Attributes Developed

C - Cognitive/analytical

K - Subject knowledge

T - Transferable skills

P - Professional/Practical skills

Methods of Teaching / Learning

The learning and teaching strategy is designed to:

Provide students with statistical expertise and the ability to apply it to examining research questions

Encourage students to make their own choices in the employment of appropriate statistical tests

Enable students to choose a topic of their own interest, formulate a research question and test it

Introduce students to the expectations of statistical formatting

Encourage students to think creatively around a research problem

The learning and teaching methods include:

  • Lectures, including interactive RStudio sessions 

  • Seminars, using computer labs to practice RStudio 

Indicated Lecture Hours (which may also include seminars, tutorials, workshops and other contact time) are approximate and may include in-class tests where one or more of these are an assessment on the module.

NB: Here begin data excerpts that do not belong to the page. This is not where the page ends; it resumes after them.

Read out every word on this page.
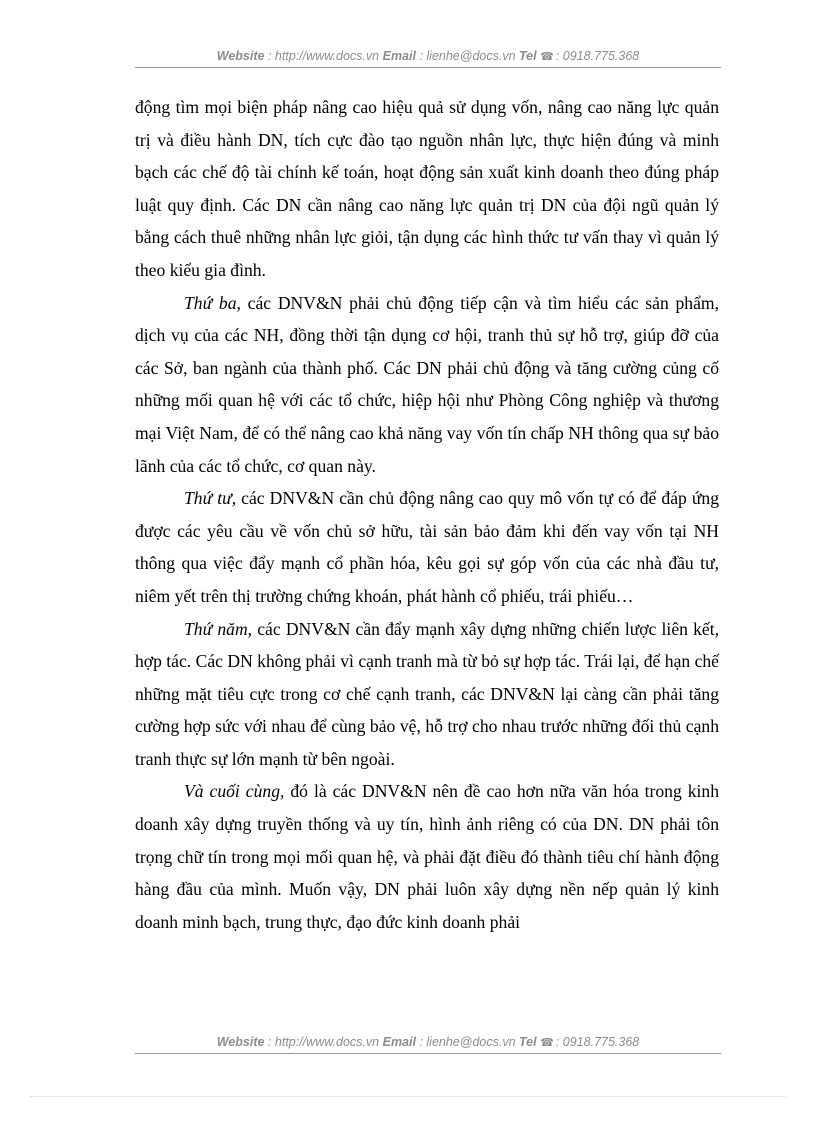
Website : http://www.docs.vn Email : lienhe@docs.vn Tel ☎ : 0918.775.368

động tìm mọi biện pháp nâng cao hiệu quả sử dụng vốn, nâng cao năng lực quản trị và điều hành DN, tích cực đào tạo nguồn nhân lực, thực hiện đúng và minh bạch các chế độ tài chính kế toán, hoạt động sản xuất kinh doanh theo đúng pháp luật quy định. Các DN cần nâng cao năng lực quản trị DN của đội ngũ quản lý bằng cách thuê những nhân lực giỏi, tận dụng các hình thức tư vấn thay vì quản lý theo kiểu gia đình.

Thứ ba, các DNV&N phải chủ động tiếp cận và tìm hiểu các sản phẩm, dịch vụ của các NH, đồng thời tận dụng cơ hội, tranh thủ sự hỗ trợ, giúp đỡ của các Sở, ban ngành của thành phố. Các DN phải chủ động và tăng cường củng cố những mối quan hệ với các tổ chức, hiệp hội như Phòng Công nghiệp và thương mại Việt Nam, để có thể nâng cao khả năng vay vốn tín chấp NH thông qua sự bảo lãnh của các tổ chức, cơ quan này.

Thứ tư, các DNV&N cần chủ động nâng cao quy mô vốn tự có để đáp ứng được các yêu cầu về vốn chủ sở hữu, tài sản bảo đảm khi đến vay vốn tại NH thông qua việc đẩy mạnh cổ phần hóa, kêu gọi sự góp vốn của các nhà đầu tư, niêm yết trên thị trường chứng khoán, phát hành cổ phiếu, trái phiếu…

Thứ năm, các DNV&N cần đẩy mạnh xây dựng những chiến lược liên kết, hợp tác. Các DN không phải vì cạnh tranh mà từ bỏ sự hợp tác. Trái lại, để hạn chế những mặt tiêu cực trong cơ chế cạnh tranh, các DNV&N lại càng cần phải tăng cường hợp sức với nhau để cùng bảo vệ, hỗ trợ cho nhau trước những đối thủ cạnh tranh thực sự lớn mạnh từ bên ngoài.

Và cuối cùng, đó là các DNV&N nên đề cao hơn nữa văn hóa trong kinh doanh xây dựng truyền thống và uy tín, hình ảnh riêng có của DN. DN phải tôn trọng chữ tín trong mọi mối quan hệ, và phải đặt điều đó thành tiêu chí hành động hàng đầu của mình. Muốn vậy, DN phải luôn xây dựng nền nếp quản lý kinh doanh minh bạch, trung thực, đạo đức kinh doanh phải

Website : http://www.docs.vn Email : lienhe@docs.vn Tel ☎ : 0918.775.368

In-class tests are scheduled/organised separately to taught content and will be published on to student personal timetables, where they apply to taken modules, as soon as they are finalised by central administration. This will usually be after the initial publication of the teaching timetable for the relevant semester.

Reading list
Upon accessing the reading list, please search for the module using the module code: POL2028

Programmes this module appears in

Programme Semester Classification Qualifying conditions
Public Affairs MPA 2 Compulsory A weighted aggregate mark of 40% is required to pass the module
Politics BSc (Hons) 2 Compulsory A weighted aggregate mark of 40% is required to pass the module
International Relations BSc (Hons) 2 Compulsory A weighted aggregate mark of 40% is required to pass the module
Politics and Sociology BSc (Hons) 2 Optional A weighted aggregate mark of 40% is required to pass the module

Please note that the information detailed within this record is accurate at the time of publishing and may be subject to change. This record contains information for the most up to date version of the programme / module for the 2025/6 academic year.